If $Q\ne K_{\mathrm{1}}$, then replacing $P$ and $Q$ by

$P^{\text{'}}=\{\begin{array}{c}Q+x{v}_{i-\mathrm{3}}+\overline{P}(v_{i-\mathrm{3}},v_{\mathrm{0}})+v_{\mathrm{0}}{v}_{i-\mathrm{1}}+P(v_{i-\mathrm{1}},v_p),\\ Q_x^{*}+x{v}_{i-\mathrm{3}}+\overline{P}(v_{i-\mathrm{3}},v_{\mathrm{0}})+v_{\mathrm{0}}{v}_{i-\mathrm{1}}+P(v_{i-\mathrm{1}},v_p),\end{array}\begin{array}{c}Q\in {\zeta }_P;\\ Q\in {\zeta }_C,\end{array}$

and $Q^{\text{'}}=v_{i-\mathrm{2}}$, we can obtain a spanning t-$\mathrm{e}\mathrm{n}\mathrm{d}\mathrm{e}\mathrm{d}$ system ${\zeta }^{\text{'}}$ such that $\left|V\left({\zeta }_P^{\mathrm{\text{'}}}\right)\right|>\left|V\left({\zeta }_P\right)\right|$, which contradicts $\left(\mathrm{C}\mathrm{1}\right)$.

Case 2 $x=v_p$.

Consider the path $P^{\text{'}}=v_{i-\mathrm{2}}{v}_{i-\mathrm{3}}\dots v_{\mathrm{0}}{v}_{i-\mathrm{1}}{v}_i{v}_p{v}_{i+\mathrm{1}}{v}_{i+\mathrm{2}}\cdots$

$v_{p-\mathrm{2}}{v}_{p-\mathrm{1}}$. Let ${\zeta }^{\text{'}}=\left(\zeta \backslash \left\{P\right\}\right)\bigcup \left\{P^{\text{'}}\right\}$. By the choice of $\zeta$, there is at least one vertex $v_s\in N_{\mathrm{2}}\left(\mathrm{E}\mathrm{n}\mathrm{d}\left({\zeta }^{\text{'}}\right)\right)\bigcap V\left(P^{\text{'}}\right)$. By Claim 2, $v_{i-\mathrm{2}}{v}_s,v_{p-\mathrm{1}}{v}_s\in E\left(G\right)$. Since $v_{\mathrm{0}}{v}_{i-\mathrm{2}}\notin E\left(G\right)$,$s\ne \mathrm{0}$. Since $v_{i-\mathrm{1}}{v}_{i-\mathrm{2}}\dots v_{\mathrm{0}}{v}_i{v}_p{v}_{i+\mathrm{1}}{v}_{i+\mathrm{2}}\dots v_{p-\mathrm{1}}$ is a path, by Lemma 2 and Claim 2 (i), $s\ne i-\mathrm{1}$. Similarly, $s\ne i+\mathrm{1},p$. If $s=i$, then $v_{i-\mathrm{1}}{v}_{i-\mathrm{2}}{v}_i{v}_{i+\mathrm{1}}\dots v_p{v}_{i-\mathrm{3}}{v}_{i-\mathrm{4}}\dots v_{\mathrm{0}}{v}_{i-\mathrm{1}}$ is a cycle, which contradicts the minimality of $\zeta$.

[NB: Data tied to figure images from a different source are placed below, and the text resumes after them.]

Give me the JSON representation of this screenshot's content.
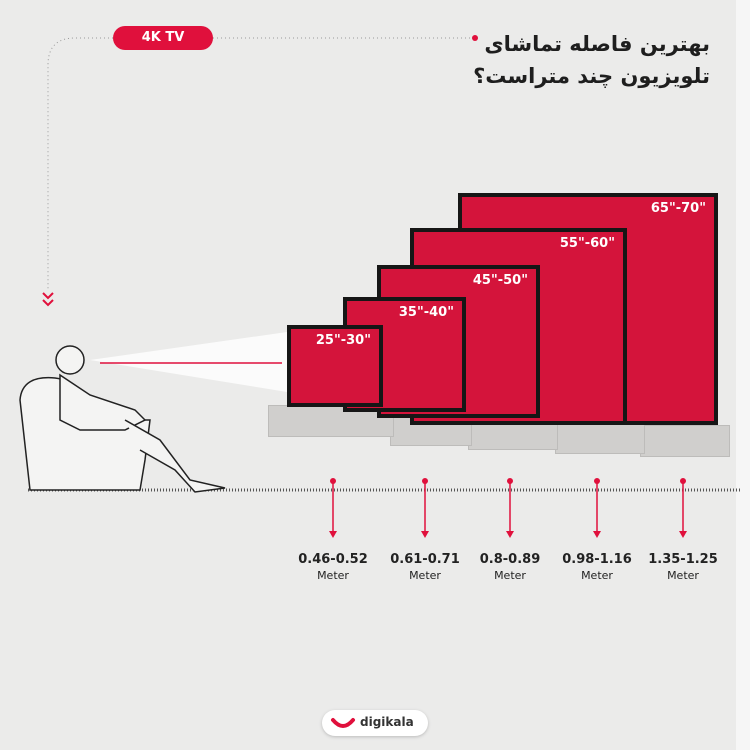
{
  "title_lines": [
    "بهترین فاصله تماشای",
    "تلویزیون چند متراست؟"
  ],
  "badge": "4K TV",
  "accent": "#e0103c",
  "tvs": [
    {
      "size": "25\"-30\"",
      "distance": "0.46-0.52",
      "unit": "Meter"
    },
    {
      "size": "35\"-40\"",
      "distance": "0.61-0.71",
      "unit": "Meter"
    },
    {
      "size": "45\"-50\"",
      "distance": "0.8-0.89",
      "unit": "Meter"
    },
    {
      "size": "55\"-60\"",
      "distance": "0.98-1.16",
      "unit": "Meter"
    },
    {
      "size": "65\"-70\"",
      "distance": "1.35-1.25",
      "unit": "Meter"
    }
  ],
  "logo": "digikala"
}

If $\mathrm{1}\le s\le i-\mathrm{3}$, then by Claim 2 (ii), $v_{s+\mathrm{1}}{v}_{i-\mathrm{2}},v_{s-\mathrm{1}}{v}_{p-\mathrm{1}}$

$\in E\left(G\right)$. Then $P\left(v_{i-\mathrm{3}},v_{s+\mathrm{1}}\right)+v_{s+\mathrm{1}}{v}_{i-\mathrm{2}}$$+v_{i-\mathrm{2}}{v}_s+\overline{P}\left(v_s,v_{\mathrm{0}}\right)+v_{\mathrm{0}}{v}_{i-\mathrm{1}}+P\left(v_{i-\mathrm{1}},v_p\right)+v_p{v}_{i-\mathrm{3}}$ is a cycle, which contradicts the minimality of $\zeta$. If $i+\mathrm{2}\le s\le p-\mathrm{2}$, then by Claim 2 (ii), $v_{s-\mathrm{1}}{v}_{i-\mathrm{2}},v_{s+\mathrm{1}}{v}_{p-\mathrm{1}}\in E\left(G\right)$. By similar argument as the case $\mathrm{1}\le s\le i-\mathrm{3}$, we can get a contradiction.